What is interesting about the poll is what it says about the horse race going on at the top of this fall’s ballot…
The major takeaway from those numbers? We’re not really looking at a three-way split right now, or at least the thirds aren’t as equal as previous polls have indicated. Vitter’s third is bigger, and it looks like the last third might be as well – while the Democrat third is smaller.
Either that, or Edwards is having trouble consolidating the Democrat third of the vote.
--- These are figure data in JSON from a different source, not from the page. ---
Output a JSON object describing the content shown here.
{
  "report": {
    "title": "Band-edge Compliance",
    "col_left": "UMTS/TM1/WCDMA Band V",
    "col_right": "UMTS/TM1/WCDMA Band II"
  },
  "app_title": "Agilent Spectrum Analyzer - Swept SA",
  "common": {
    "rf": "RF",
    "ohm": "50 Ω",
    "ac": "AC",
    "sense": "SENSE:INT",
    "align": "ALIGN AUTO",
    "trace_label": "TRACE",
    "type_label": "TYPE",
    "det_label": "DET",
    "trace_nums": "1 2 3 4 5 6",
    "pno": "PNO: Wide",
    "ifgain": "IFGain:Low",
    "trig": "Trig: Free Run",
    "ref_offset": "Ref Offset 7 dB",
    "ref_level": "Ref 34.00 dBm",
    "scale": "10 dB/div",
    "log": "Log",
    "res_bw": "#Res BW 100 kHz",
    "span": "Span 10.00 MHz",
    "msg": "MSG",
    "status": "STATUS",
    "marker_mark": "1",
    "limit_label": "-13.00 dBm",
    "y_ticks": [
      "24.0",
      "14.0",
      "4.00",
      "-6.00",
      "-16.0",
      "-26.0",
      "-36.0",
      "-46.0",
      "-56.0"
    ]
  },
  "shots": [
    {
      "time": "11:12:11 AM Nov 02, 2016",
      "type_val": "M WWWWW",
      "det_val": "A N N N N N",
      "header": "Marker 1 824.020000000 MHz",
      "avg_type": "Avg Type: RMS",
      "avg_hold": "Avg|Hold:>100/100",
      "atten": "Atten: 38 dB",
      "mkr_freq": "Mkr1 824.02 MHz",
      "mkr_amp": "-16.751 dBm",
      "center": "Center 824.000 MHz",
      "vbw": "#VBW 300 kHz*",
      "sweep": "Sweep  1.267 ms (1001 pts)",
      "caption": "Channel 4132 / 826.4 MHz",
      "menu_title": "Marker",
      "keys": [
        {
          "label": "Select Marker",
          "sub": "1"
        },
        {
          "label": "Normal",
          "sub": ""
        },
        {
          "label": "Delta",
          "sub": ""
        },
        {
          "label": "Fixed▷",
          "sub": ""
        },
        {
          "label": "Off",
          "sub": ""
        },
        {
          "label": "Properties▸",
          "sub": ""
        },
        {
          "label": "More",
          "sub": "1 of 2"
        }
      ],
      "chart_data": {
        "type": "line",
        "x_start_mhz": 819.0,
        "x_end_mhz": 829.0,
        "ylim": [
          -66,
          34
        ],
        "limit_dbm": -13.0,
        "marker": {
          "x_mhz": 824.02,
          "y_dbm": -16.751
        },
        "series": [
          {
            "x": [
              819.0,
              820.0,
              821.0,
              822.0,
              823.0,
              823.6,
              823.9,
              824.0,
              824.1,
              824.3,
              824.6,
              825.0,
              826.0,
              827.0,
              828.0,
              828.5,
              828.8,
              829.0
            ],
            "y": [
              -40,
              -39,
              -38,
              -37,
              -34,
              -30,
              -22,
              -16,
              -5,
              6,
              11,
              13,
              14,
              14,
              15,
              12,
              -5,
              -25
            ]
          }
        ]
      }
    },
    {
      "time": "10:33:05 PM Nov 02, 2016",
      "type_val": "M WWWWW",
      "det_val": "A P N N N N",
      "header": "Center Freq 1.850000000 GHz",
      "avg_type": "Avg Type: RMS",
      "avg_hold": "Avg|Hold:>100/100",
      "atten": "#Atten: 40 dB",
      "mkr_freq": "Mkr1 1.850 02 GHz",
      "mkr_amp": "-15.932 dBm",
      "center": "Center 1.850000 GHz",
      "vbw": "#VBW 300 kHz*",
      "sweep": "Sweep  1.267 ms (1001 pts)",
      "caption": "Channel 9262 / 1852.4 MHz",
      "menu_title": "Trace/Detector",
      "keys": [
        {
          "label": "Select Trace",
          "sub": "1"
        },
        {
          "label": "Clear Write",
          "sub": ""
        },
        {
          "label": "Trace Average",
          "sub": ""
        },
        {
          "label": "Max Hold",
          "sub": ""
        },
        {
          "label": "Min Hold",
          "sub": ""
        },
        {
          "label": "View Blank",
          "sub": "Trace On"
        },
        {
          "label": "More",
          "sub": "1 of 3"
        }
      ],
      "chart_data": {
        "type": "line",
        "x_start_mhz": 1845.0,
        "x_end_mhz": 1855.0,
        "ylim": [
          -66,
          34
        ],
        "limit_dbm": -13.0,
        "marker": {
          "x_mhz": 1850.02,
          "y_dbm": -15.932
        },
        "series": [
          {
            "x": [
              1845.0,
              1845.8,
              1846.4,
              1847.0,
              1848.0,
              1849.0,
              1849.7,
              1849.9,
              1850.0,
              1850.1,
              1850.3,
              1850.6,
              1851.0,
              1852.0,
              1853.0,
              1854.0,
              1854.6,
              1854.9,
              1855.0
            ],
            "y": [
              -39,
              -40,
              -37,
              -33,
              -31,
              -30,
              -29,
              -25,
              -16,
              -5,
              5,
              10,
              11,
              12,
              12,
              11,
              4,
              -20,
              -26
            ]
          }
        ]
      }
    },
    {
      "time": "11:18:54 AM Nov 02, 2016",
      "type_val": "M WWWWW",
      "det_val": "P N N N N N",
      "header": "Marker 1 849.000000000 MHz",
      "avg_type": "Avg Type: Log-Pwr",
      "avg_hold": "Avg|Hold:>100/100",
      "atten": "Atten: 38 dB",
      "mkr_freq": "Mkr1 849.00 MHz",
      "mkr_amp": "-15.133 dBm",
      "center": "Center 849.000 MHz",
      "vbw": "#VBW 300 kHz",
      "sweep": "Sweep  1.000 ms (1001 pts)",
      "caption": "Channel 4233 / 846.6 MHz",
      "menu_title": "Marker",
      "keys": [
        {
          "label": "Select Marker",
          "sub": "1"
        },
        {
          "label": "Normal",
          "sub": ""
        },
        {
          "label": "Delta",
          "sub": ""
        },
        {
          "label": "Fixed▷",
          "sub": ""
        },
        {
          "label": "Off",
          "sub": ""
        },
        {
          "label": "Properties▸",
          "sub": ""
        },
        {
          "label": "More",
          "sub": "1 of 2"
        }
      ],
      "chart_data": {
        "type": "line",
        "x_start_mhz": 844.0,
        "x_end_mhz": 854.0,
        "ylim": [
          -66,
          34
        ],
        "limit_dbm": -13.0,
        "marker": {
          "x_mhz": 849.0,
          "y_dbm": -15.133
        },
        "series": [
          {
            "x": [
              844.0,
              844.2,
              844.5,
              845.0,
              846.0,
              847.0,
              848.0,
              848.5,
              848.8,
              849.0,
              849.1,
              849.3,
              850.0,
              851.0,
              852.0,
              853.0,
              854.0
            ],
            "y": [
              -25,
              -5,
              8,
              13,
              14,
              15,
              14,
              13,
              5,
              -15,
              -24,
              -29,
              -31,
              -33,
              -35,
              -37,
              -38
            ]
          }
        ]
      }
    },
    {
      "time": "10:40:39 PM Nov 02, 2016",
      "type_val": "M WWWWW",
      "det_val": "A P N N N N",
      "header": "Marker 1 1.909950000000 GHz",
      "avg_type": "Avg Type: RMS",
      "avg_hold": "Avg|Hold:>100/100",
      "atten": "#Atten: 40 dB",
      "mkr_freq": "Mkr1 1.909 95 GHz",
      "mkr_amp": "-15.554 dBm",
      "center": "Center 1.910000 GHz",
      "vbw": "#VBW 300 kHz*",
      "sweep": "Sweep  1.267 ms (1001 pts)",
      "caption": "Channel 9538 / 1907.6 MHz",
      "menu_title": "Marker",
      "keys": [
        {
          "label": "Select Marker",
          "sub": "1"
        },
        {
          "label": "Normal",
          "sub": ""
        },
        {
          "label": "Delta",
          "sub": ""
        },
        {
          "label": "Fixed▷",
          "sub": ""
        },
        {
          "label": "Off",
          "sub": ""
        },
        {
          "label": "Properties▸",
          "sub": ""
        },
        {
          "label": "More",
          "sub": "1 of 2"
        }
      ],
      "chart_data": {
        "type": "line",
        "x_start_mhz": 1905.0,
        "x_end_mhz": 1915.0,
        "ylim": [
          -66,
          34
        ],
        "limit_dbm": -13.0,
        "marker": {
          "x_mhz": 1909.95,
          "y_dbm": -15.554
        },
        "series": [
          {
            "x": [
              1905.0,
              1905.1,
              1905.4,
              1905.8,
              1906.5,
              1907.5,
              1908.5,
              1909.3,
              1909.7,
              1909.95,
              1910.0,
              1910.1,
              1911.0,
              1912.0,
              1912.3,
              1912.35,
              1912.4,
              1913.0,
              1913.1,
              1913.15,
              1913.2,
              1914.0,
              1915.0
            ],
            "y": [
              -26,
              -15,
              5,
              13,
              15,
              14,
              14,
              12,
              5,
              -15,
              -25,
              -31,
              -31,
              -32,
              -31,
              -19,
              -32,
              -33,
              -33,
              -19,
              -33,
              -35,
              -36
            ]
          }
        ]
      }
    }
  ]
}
If it’s the latter, that would seem to be to the benefit of Dardenne – but Dardenne is still nine points behind Edwards and barely outpaces the undecideds, which would mean if the theory was that Dardenne could run as a Republican who was acceptable to Democrat voters and had a better chance of beating Vitter than Edwards, he’s a bit behind the curve so far. If Dardenne was making headway with Democrats at this point you’d expect him to be higher in these numbers.
But while Dardenne can shrug off the results of the SMOR poll by attesting that he hasn’t put a lot of money out on his campaign yet and he has lots of time to build a coalition of centrists, “strategic” Democrats and Republicans who don’t like Vitter, these numbers have to be a bit more alarming for Angelle.
After all, as we reported at the end of last month Angelle has gone through almost a million dollars so far in this campaign – he’s raised an impressive $2.1 million and claimed $1.2 million in cash on hand at the close of the last reporting period. For a million bucks in spending you’d really want to be higher than 5.4 percent. That’s a bad number for him and it could make it tough on his perceived competitiveness – though his camp can certainly point to other successful gubernatorial candidates in this state’s history, like Mike Foster and Buddy Roemer, who came out of nowhere to catch fire late in a crowded race.
Except the release on the SMOR poll said this…
“…only 13.2% of all white voters are still undecided.”
The poll’s sample was 70 percent white, which seems about right for a gubernatorial cycle without a high-profile Democrat draw for black voters in it. 13.2 percent of 70 percent comes to 9.24 percent of the vote Angelle could get without crossing racial lines.
And according to this poll some 6 percent of the vote is undecided black voters. One would figure at least half (3 percent) of those are likely to go to Edwards, and probably more like 2/3rds (4 percent) or 5/6ths (5 percent). That would put Edwards pretty close to 30 percent even if he had no white voters come to him out of the undecideds.
Angelle, in order to make the runoff, would have to steal voters from the other three candidates – and particularly Dardenne. But even if he got all of Dardenne’s vote he’d still have to get the majority of the undecideds to even get within striking distance of Edwards for the runoff.
A steep hill to climb, for certain.
But for Vitter, 38.1 percent makes him almost a mathematical certainty to make the runoff unless his campaign collapses, which nobody really thinks would happen to a battle-tested, heavily-financed veteran like he is. And if he were able to get half of the white undecided voters, he’d run over 40 percent in the primary. At 42 or so, he’d need to find eight percent out of the 21 currently going to Dardenne and Angelle, plus the other half of the white undecided voters – essentially a third of that number – to get over 50.
Not a steep hill to climb.
And what we come back to is this legislative session, which serves as a stiff drink for the 45 percent of the Louisiana electorate describing itself as conservative. That 45 percent is going to be not only the largest bloc of voters in the state, but fueled as it will be by outrage over the poor performance of the legislature and the current governor, it’s going to be the most engaged. And that plays into Vitter’s hands almost as if he’d written the script for the session.